The Tigers have become Apple, Facebook, Goldman Sachs.

Respected. Feared.

And difficult to root for.

The rest of the ACC has become anonymous.

Clemson has the best players. The best coaches. The best facilities.

The Tigers have everything except the thing the ACC needs to elevate the league’s national profile: a legitimate rival, somebody to make Clemson sweat.

The ACC would be infinitely more interesting if Virginia Tech, North Carolina, Louisville, Florida State or Miami put a serving of legitimate fear in the Tigers.

Miami (3-0 and ranked No. 7) gets the next crack.

“(Miami coach) Manny Diaz will have to answer questions all week talking about how Clemson is the bar, not only in the ACC, but also the country,” analyst Kirk Herbstreit said on the ESPN College Football Podcast this week.

“Now you get a chance to go on the road and take on Trevor Lawrence and Travis Etienne and Brent Venables. You have watched these guys play in big games and now you are going to get thrown into the ring with them and you are going to find out how good you are.

“We will see. (Miami’s) front line guys are capable athletically. I don’t think they have the depth. I think they are trying to build that.

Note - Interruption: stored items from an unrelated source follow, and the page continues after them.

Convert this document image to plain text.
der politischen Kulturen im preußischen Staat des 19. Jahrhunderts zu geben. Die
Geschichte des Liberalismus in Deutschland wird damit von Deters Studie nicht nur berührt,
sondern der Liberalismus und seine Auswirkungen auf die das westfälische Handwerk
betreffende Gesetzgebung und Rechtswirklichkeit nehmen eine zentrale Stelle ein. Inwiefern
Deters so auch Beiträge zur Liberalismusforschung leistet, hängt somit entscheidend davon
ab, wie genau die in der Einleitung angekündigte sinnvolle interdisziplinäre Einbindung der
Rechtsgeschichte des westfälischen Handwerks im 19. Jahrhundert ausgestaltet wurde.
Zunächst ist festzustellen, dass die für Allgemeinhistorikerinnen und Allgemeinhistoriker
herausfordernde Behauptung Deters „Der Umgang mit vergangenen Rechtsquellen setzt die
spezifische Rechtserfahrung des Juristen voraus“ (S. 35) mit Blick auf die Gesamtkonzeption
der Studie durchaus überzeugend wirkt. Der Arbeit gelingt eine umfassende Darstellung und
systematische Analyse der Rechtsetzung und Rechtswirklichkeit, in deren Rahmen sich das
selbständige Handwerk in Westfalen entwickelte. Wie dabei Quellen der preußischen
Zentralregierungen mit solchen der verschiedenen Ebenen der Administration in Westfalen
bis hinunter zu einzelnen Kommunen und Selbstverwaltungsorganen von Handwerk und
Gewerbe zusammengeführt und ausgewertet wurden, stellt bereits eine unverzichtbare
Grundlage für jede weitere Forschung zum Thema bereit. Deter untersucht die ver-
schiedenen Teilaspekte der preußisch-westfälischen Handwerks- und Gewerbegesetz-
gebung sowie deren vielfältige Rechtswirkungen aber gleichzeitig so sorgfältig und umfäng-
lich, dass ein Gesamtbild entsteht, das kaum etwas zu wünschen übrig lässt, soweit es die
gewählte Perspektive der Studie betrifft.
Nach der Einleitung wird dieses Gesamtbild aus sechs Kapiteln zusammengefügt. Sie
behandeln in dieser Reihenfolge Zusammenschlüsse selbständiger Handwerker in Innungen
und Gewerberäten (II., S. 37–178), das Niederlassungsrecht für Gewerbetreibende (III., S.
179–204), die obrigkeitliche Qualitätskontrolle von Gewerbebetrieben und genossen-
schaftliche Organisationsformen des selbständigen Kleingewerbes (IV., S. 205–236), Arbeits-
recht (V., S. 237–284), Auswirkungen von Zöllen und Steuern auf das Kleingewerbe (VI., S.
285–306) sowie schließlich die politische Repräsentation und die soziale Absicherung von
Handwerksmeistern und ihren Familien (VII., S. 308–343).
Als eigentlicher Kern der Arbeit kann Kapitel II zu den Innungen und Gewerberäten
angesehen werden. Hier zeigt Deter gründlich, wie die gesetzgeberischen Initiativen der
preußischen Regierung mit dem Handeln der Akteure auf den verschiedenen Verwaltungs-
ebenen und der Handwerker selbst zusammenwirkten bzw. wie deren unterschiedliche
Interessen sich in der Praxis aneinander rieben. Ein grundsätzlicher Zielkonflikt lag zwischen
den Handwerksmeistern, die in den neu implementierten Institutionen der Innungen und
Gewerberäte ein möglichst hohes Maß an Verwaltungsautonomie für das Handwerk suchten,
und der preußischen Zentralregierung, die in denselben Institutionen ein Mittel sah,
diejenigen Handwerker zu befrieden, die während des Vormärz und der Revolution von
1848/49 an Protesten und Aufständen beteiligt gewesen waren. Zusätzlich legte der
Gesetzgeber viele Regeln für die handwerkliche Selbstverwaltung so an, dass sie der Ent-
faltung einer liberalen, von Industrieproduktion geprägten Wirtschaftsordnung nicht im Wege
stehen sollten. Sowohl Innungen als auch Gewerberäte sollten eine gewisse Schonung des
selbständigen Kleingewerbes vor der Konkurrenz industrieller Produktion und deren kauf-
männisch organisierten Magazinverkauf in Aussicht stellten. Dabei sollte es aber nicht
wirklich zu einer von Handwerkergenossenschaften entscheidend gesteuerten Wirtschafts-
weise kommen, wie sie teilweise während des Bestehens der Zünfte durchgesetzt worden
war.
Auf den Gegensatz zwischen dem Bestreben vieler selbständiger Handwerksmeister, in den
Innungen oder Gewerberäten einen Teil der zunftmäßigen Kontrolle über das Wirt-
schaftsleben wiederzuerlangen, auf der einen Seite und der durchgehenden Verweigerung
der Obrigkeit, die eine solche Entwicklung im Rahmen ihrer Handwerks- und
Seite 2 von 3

We will find out where Miami is.”

Miami offensive coordinator Rhett Lashlee sort of, kind of tried to splash some garlic into the rivalry Tuesday. He said that Clemson was well known for its ability to steal play-calls from the opposing sidelines. Before anybody could twist his words into a crawl across ESPN, Lashlee said Clemson was just one of many schools adept at sign stealing and it was not against the rules.

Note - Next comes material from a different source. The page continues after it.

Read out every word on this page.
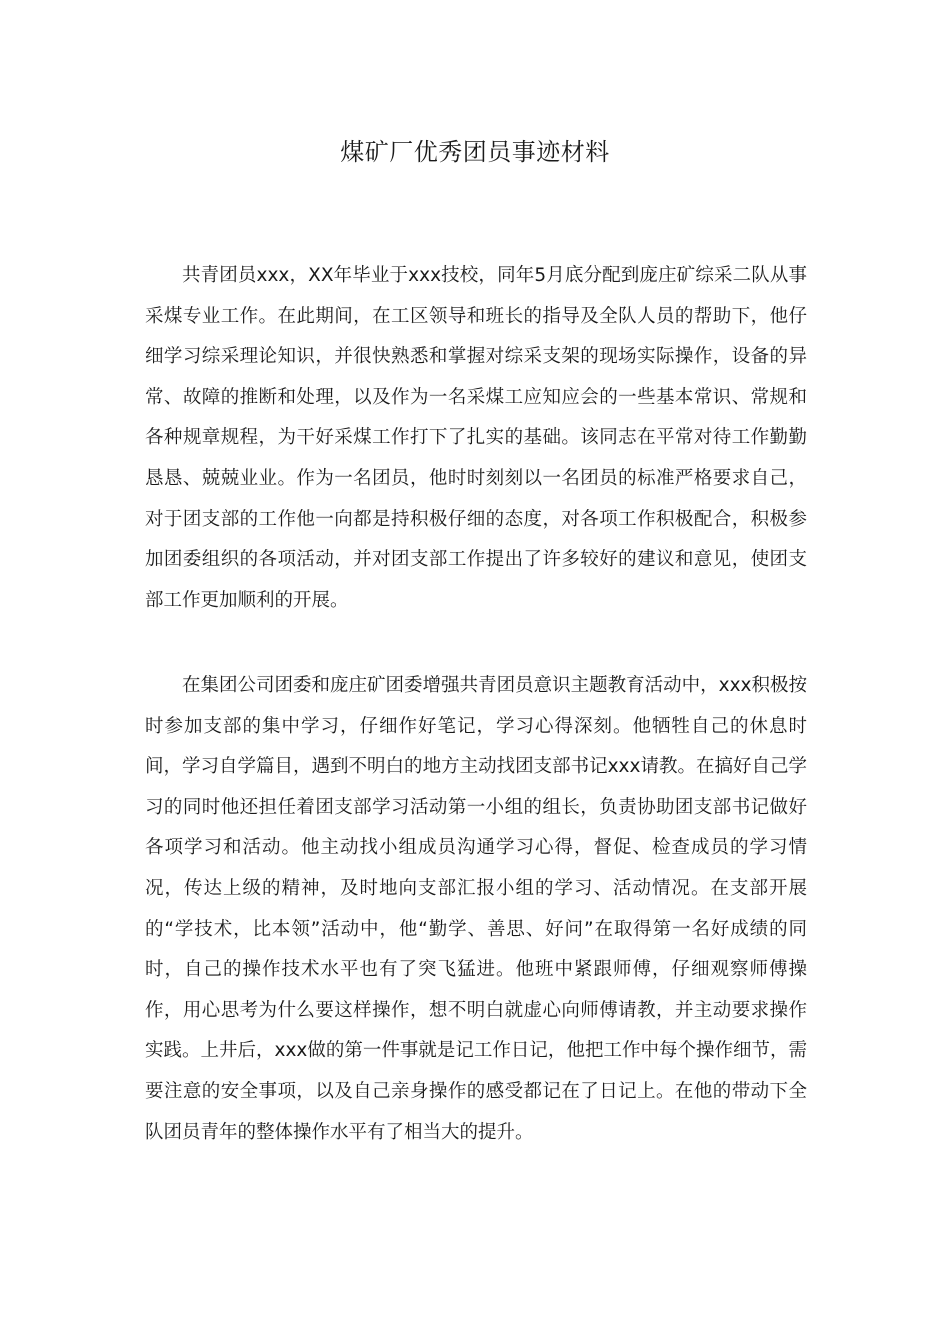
煤矿厂优秀团员事迹材料

共青团员xxx，XX年毕业于xxx技校，同年5月底分配到庞庄矿综采二队从事采煤专业工作。在此期间，在工区领导和班长的指导及全队人员的帮助下，他仔细学习综采理论知识，并很快熟悉和掌握对综采支架的现场实际操作，设备的异常、故障的推断和处理，以及作为一名采煤工应知应会的一些基本常识、常规和各种规章规程，为干好采煤工作打下了扎实的基础。该同志在平常对待工作勤勤恳恳、兢兢业业。作为一名团员，他时时刻刻以一名团员的标准严格要求自己，对于团支部的工作他一向都是持积极仔细的态度，对各项工作积极配合，积极参加团委组织的各项活动，并对团支部工作提出了许多较好的建议和意见，使团支部工作更加顺利的开展。

在集团公司团委和庞庄矿团委增强共青团员意识主题教育活动中，xxx积极按时参加支部的集中学习，仔细作好笔记，学习心得深刻。他牺牲自己的休息时间，学习自学篇目，遇到不明白的地方主动找团支部书记xxx请教。在搞好自己学习的同时他还担任着团支部学习活动第一小组的组长，负责协助团支部书记做好各项学习和活动。他主动找小组成员沟通学习心得，督促、检查成员的学习情况，传达上级的精神，及时地向支部汇报小组的学习、活动情况。在支部开展的“学技术，比本领”活动中，他“勤学、善思、好问”在取得第一名好成绩的同时，自己的操作技术水平也有了突飞猛进。他班中紧跟师傅，仔细观察师傅操作，用心思考为什么要这样操作，想不明白就虚心向师傅请教，并主动要求操作实践。上井后，xxx做的第一件事就是记工作日记，他把工作中每个操作细节，需要注意的安全事项，以及自己亲身操作的感受都记在了日记上。在他的带动下全队团员青年的整体操作水平有了相当大的提升。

Nice try, coach. But to give the rivalry more than fake juice, Miami must do more — like win the game Saturday night as a 14-point underdog.

Sources say Clemson dispatched Miami by a combined margin of 96-3 in 2015 and 2017, the last two times the programs played. Can you imagine Howard Schnellenberger, Jimmy Johnson or Dennis Erickson accepting 96-3?

The Hurricanes were supposed to serve as one of the league’s national brands when Miami was recruited from the Big East in the summer of 2003.

A program that won five national titles from 1983-2001 has not delivered a Top-10 finish in the final AP college football poll since joining the ACC.

The Hurricanes have played in more Peach, Independence and Sun bowls (two each) than major bowls (one — Orange, 2017) during that period.

This should be a great weekend for ACC football. The Big 12 lost its marquee matchup with Oklahoma and Texas stumbling into the Red River Shootout off ugly losses.

The Big 10 and Pac-12 are at least two weeks away from the joining the fun.

The SEC lineup tilts heavily toward Tennessee’s Show-Me visit to Georgia. It’s too soon to expect Lane Kiffin and Ole Miss to scuff Nick Saban’s sneakers at Alabama.

The ACC has a stronger card. Louisville and Georgia Tech own Friday night with their ESPN matchup in Atlanta.

Saturday will open with another intriguing matchup of ACC unbeatens: Virginia Tech at North Carolina. After slogging through North Carolina State at Virginia, Duke at Syracuse and Pitt finally hitting the road (to Boston College), the spotlight will swing back to the ACC in prime time.

Not Florida State at Notre Dame. That’s another column.

The main event will be Miami at Clemson.

We’ll find out if ACC football is ready to become more than a Swinney informercial.